3D printable multimaterial cellular auxetics with tunable stiffness

TL;DR

This paper explores 3D printable multimaterial cellular auxetics with tunable stiffness, using finite element analysis to design architectures that can be customized for specific applications like impact protection.

Contribution

It introduces a novel approach to tuning the stiffness of auxetic cellular materials through material gradients in multi-material 3D printed designs, expanding their practical utility.

Findings

Material gradients effectively tune cellular stiffness.

Finite element analysis validates design feasibility.

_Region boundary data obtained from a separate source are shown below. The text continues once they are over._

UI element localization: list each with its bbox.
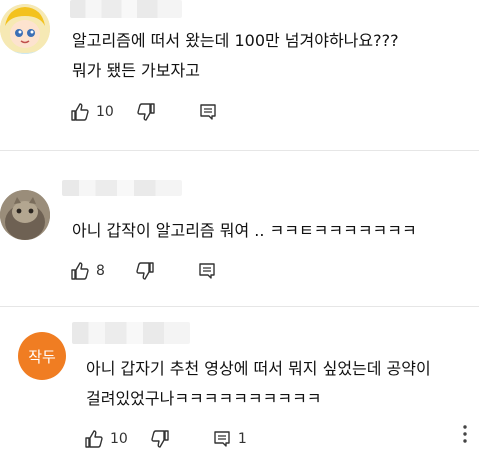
avatar[interactable] bbox=[0, 190, 50, 240]
comment-actions: 10 bbox=[70, 100, 218, 124]
reply-button[interactable]: 1 bbox=[212, 429, 247, 449]
thumbs-up-icon bbox=[71, 262, 89, 280]
photo-avatar-icon bbox=[0, 190, 50, 240]
dislike-button[interactable] bbox=[135, 261, 155, 281]
comment-text-line-1: 아니 갑자기 추천 영상에 떠서 뭐지 싶었는데 공약이 bbox=[86, 359, 431, 378]
comment-3: 작두 아니 갑자기 추천 영상에 떠서 뭐지 싶었는데 공약이 걸려있었구나ㅋㅋ… bbox=[0, 316, 479, 465]
comment-actions: 8 bbox=[70, 259, 217, 283]
like-button[interactable]: 8 bbox=[70, 261, 105, 281]
thumbs-down-icon bbox=[136, 262, 154, 280]
comment-icon bbox=[214, 431, 230, 447]
comment-text-line-1: 아니 갑작이 알고리즘 뭐여 .. ㅋㅋㅌㅋㅋㅋㅋㅋㅋㅋ bbox=[72, 221, 417, 240]
cartoon-avatar-icon bbox=[0, 4, 50, 54]
comment-text-line-1: 알고리즘에 떠서 왔는데 100만 넘겨야하나요??? bbox=[72, 31, 399, 50]
dislike-button[interactable] bbox=[136, 102, 156, 122]
avatar[interactable]: 작두 bbox=[18, 332, 66, 380]
divider bbox=[0, 150, 479, 151]
like-count: 8 bbox=[96, 263, 105, 279]
comment-1: 알고리즘에 떠서 왔는데 100만 넘겨야하나요??? 뭐가 됐든 가보자고 1… bbox=[0, 0, 479, 150]
more-vertical-icon[interactable] bbox=[462, 424, 468, 444]
author-name-blurred[interactable] bbox=[72, 322, 190, 344]
divider bbox=[0, 306, 479, 307]
comment-icon bbox=[199, 263, 215, 279]
like-count: 10 bbox=[96, 104, 114, 120]
like-button[interactable]: 10 bbox=[70, 102, 114, 122]
author-name-blurred[interactable] bbox=[70, 0, 182, 18]
like-button[interactable]: 10 bbox=[84, 429, 128, 449]
like-count: 10 bbox=[110, 431, 128, 447]
comment-2: 아니 갑작이 알고리즘 뭐여 .. ㅋㅋㅌㅋㅋㅋㅋㅋㅋㅋ 8 bbox=[0, 160, 479, 300]
reply-count: 1 bbox=[237, 431, 247, 447]
dislike-button[interactable] bbox=[150, 429, 170, 449]
thumbs-up-icon bbox=[71, 103, 89, 121]
comment-actions: 10 1 bbox=[84, 427, 247, 451]
thumbs-up-icon bbox=[85, 430, 103, 448]
avatar-initials: 작두 bbox=[28, 347, 56, 366]
comment-text-line-2: 뭐가 됐든 가보자고 bbox=[72, 61, 200, 80]
avatar[interactable] bbox=[0, 4, 50, 54]
author-name-blurred[interactable] bbox=[62, 180, 182, 196]
reply-button[interactable] bbox=[197, 261, 217, 281]
comment-text-line-2: 걸려있었구나ㅋㅋㅋㅋㅋㅋㅋㅋㅋㅋ bbox=[86, 389, 322, 408]
comment-icon bbox=[200, 104, 216, 120]
reply-button[interactable] bbox=[198, 102, 218, 122]
thumbs-down-icon bbox=[151, 430, 169, 448]
thumbs-down-icon bbox=[137, 103, 155, 121]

Potential applications in impact protection devices.

Abstract

Auxetic materials are a novel class of mechanical metamaterials which exhibit an interesting property of negative Poisson ratio by virtue of their architecture rather than composition. It has been well established that a wide range of negative Poisson ratio can be obtained by varying the geometry and architecture of the cellular materials. However, the limited range of stiffness values obtained from a given geometry restricts their applications. Research trials have revealed that multi-material cellular designs have the capability to generate range of stiffness values as per the requirement of application. With the advancements in 3D printing, multi-material cellular designs can be realized in practice. In this work, multi-material cellular designs are investigated using finite element method. It was observed that introduction of material gradient/distribution in the cell provides a means to tune cellular stiffness as per the specific requirement. These results will aid in the design of wearable auxetic impact protection devices which rely on stiffness gradients and variable auxeticity.